We were more concerned about getting Berry off in time than we were about reacting to Mr. Roach’s pronouncement and tongue-lashing of Adling. As I’ve tried to argue, anything they could do to us could not “crack” us; the reward we had already gotten had far exceeded anything they could take away from us. We just wished our parents (read “mothers”) could have seen it that way. After we were “released” and after Berry finished his devotional on the radio, we knew we had to go report to our parents. Making sure we gave no satisfaction to Mr. Roach, by listening to him “stone-faced,” as soon as he was finished and gone, we went to our classrooms to get our books for our “3-day vacation.” which was to begin immediately. Walking into Mr. Bint’s class to get our school stuff, it was like four “dead men walking” to our peers; the class was stone silent, probably for the first moment of the whole school year! We ushered Berry off to the radio station, and, before we left the school grounds, Adling, Cole, and I began making plans to go camping during our “vacation,” as part of our “shaking off” what we had just heard; probably at this moment we would have admitted to being “a bit stunned” hearing our “sentence,” yet we were far from down-hearted. By this time we were prepared for the worst, and we felt we got it; the classlessness that had been thrust upon us was by now morphing into vindication of our conviction that for more adults than we thought, the joy of youth had dried up within them and blown away; it was sad, but it was hard for us to feel sorry for them.

There was no way we were going to tell our mothers as anything less than as a quartet. So, we had to wait for Berry to finish his devotional before we began probably the hardest part of the whole escapade — a lot harder than actually doing the physically demanding prank — telling the very people who loved us, but, who could never, ever, understand why we did it. Adling, Cole, and I gathered at my house (Both my parents were on the job.) to listen to Berry’s devotional on my transistor radio (Great clue for dating all this!). He did a great job. We waited for Berry to join us at my house (a plan “in the works” before Berry left the school before the rest of us), and then collectively we set out to do the “hard part.” We decided to go to Berry’s house first.

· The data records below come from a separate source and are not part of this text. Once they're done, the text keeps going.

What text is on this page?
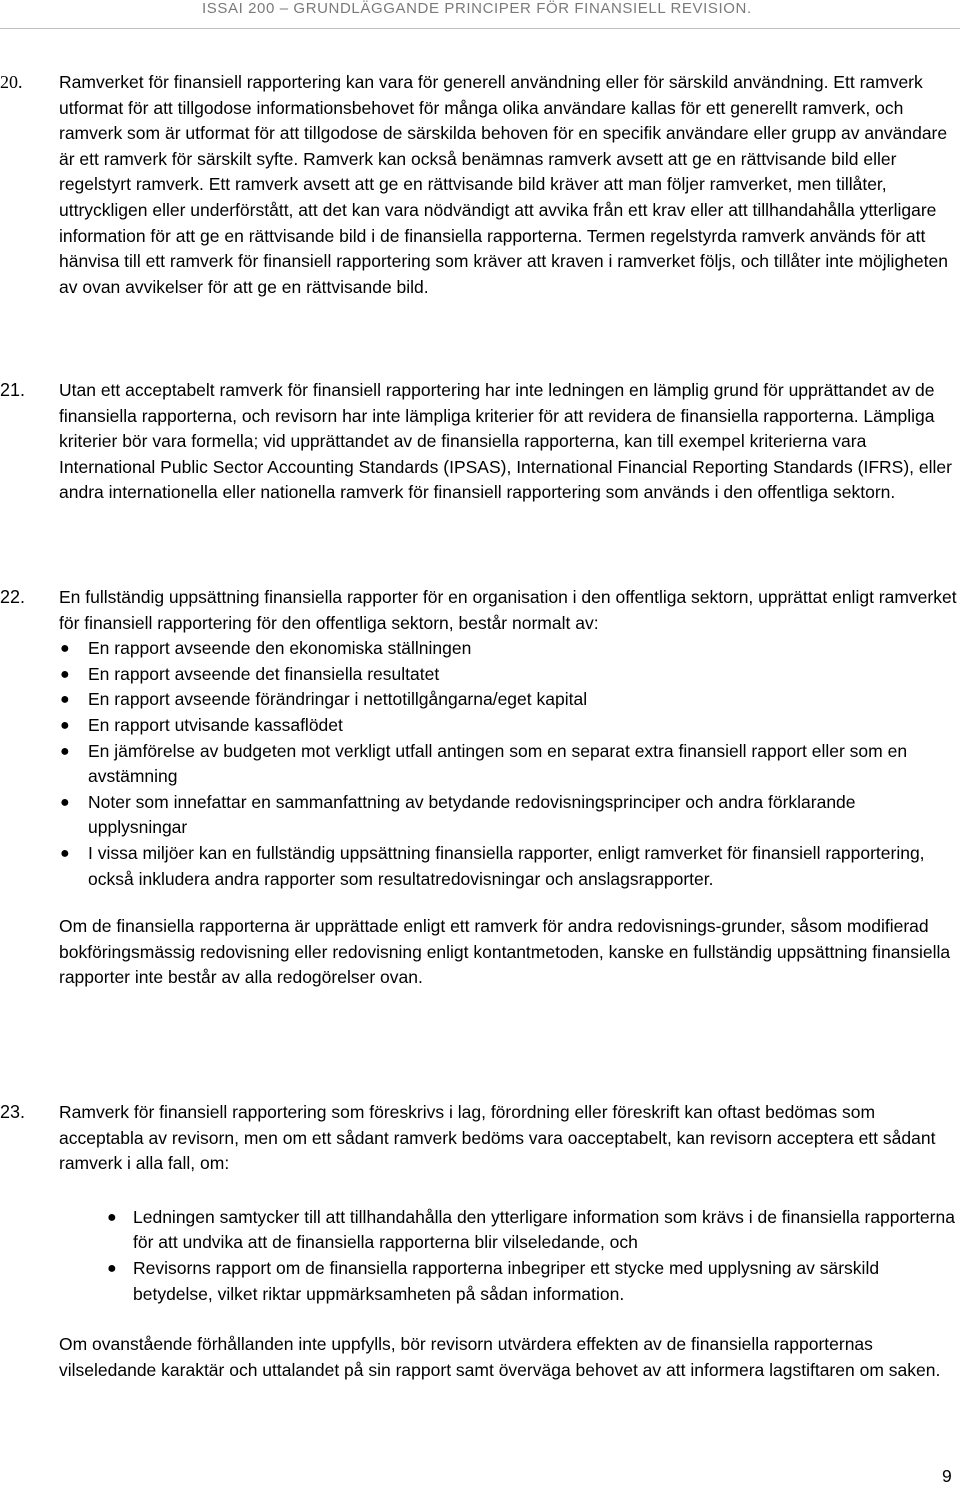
ISSAI 200 – GRUNDLÄGGANDE PRINCIPER FÖR FINANSIELL REVISION.
20.	Ramverket för finansiell rapportering kan vara för generell användning eller för särskild användning. Ett ramverk utformat för att tillgodose informationsbehovet för många olika användare kallas för ett generellt ramverk, och ramverk som är utformat för att tillgodose de särskilda behoven för en specifik användare eller grupp av användare är ett ramverk för särskilt syfte. Ramverk kan också benämnas ramverk avsett att ge en rättvisande bild eller regelstyrt ramverk. Ett ramverk avsett att ge en rättvisande bild kräver att man följer ramverket, men tillåter, uttryckligen eller underförstått, att det kan vara nödvändigt att avvika från ett krav eller att tillhandahålla ytterligare information för att ge en rättvisande bild i de finansiella rapporterna. Termen regelstyrda ramverk används för att hänvisa till ett ramverk för finansiell rapportering som kräver att kraven i ramverket följs, och tillåter inte möjligheten av ovan avvikelser för att ge en rättvisande bild.
21.	Utan ett acceptabelt ramverk för finansiell rapportering har inte ledningen en lämplig grund för upprättandet av de finansiella rapporterna, och revisorn har inte lämpliga kriterier för att revidera de finansiella rapporterna. Lämpliga kriterier bör vara formella; vid upprättandet av de finansiella rapporterna, kan till exempel kriterierna vara International Public Sector Accounting Standards (IPSAS), International Financial Reporting Standards (IFRS), eller andra internationella eller nationella ramverk för finansiell rapportering som används i den offentliga sektorn.
22.	En fullständig uppsättning finansiella rapporter för en organisation i den offentliga sektorn, upprättat enligt ramverket för finansiell rapportering för den offentliga sektorn, består normalt av:
● En rapport avseende den ekonomiska ställningen
● En rapport avseende det finansiella resultatet
● En rapport avseende förändringar i nettotillgångarna/eget kapital
● En rapport utvisande kassaflödet
● En jämförelse av budgeten mot verkligt utfall antingen som en separat extra finansiell rapport eller som en avstämning
● Noter som innefattar en sammanfattning av betydande redovisningsprinciper och andra förklarande upplysningar
● I vissa miljöer kan en fullständig uppsättning finansiella rapporter, enligt ramverket för finansiell rapportering, också inkludera andra rapporter som resultatredovisningar och anslagsrapporter.
Om de finansiella rapporterna är upprättade enligt ett ramverk för andra redovisnings-grunder, såsom modifierad bokföringsmässig redovisning eller redovisning enligt kontantmetoden, kanske en fullständig uppsättning finansiella rapporter inte består av alla redogörelser ovan.
23.	Ramverk för finansiell rapportering som föreskrivs i lag, förordning eller föreskrift kan oftast bedömas som acceptabla av revisorn, men om ett sådant ramverk bedöms vara oacceptabelt, kan revisorn acceptera ett sådant ramverk i alla fall, om:
● Ledningen samtycker till att tillhandahålla den ytterligare information som krävs i de finansiella rapporterna för att undvika att de finansiella rapporterna blir vilseledande, och
● Revisorns rapport om de finansiella rapporterna inbegriper ett stycke med upplysning av särskild betydelse, vilket riktar uppmärksamheten på sådan information.
Om ovanstående förhållanden inte uppfylls, bör revisorn utvärdera effekten av de finansiella rapporternas vilseledande karaktär och uttalandet på sin rapport samt överväga behovet av att informera lagstiftaren om saken.
9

Mrs. Bonnie Berry had already received a couple of phone calls complimenting her son on his devotional by the time the four of us arrived, much to her surprise and puzzlement. In fact, we had to wait for her to finish one such call after we walked into the kitchen, where she was using the wall-mounted kitchen phone. As she hung up, she proudly told Berry it was another congratulatory call to him; then, she realized we were all there during school hours, so she asked the obvious. It is hard to imagine the mixed emotions she must have experienced at our answer, with Berry doing most of the talking to her and with visions of devotionals and expulsions in her head! We stayed to allow her to get over her shock and consternation. Then we left for the next “leg” of our “tour.”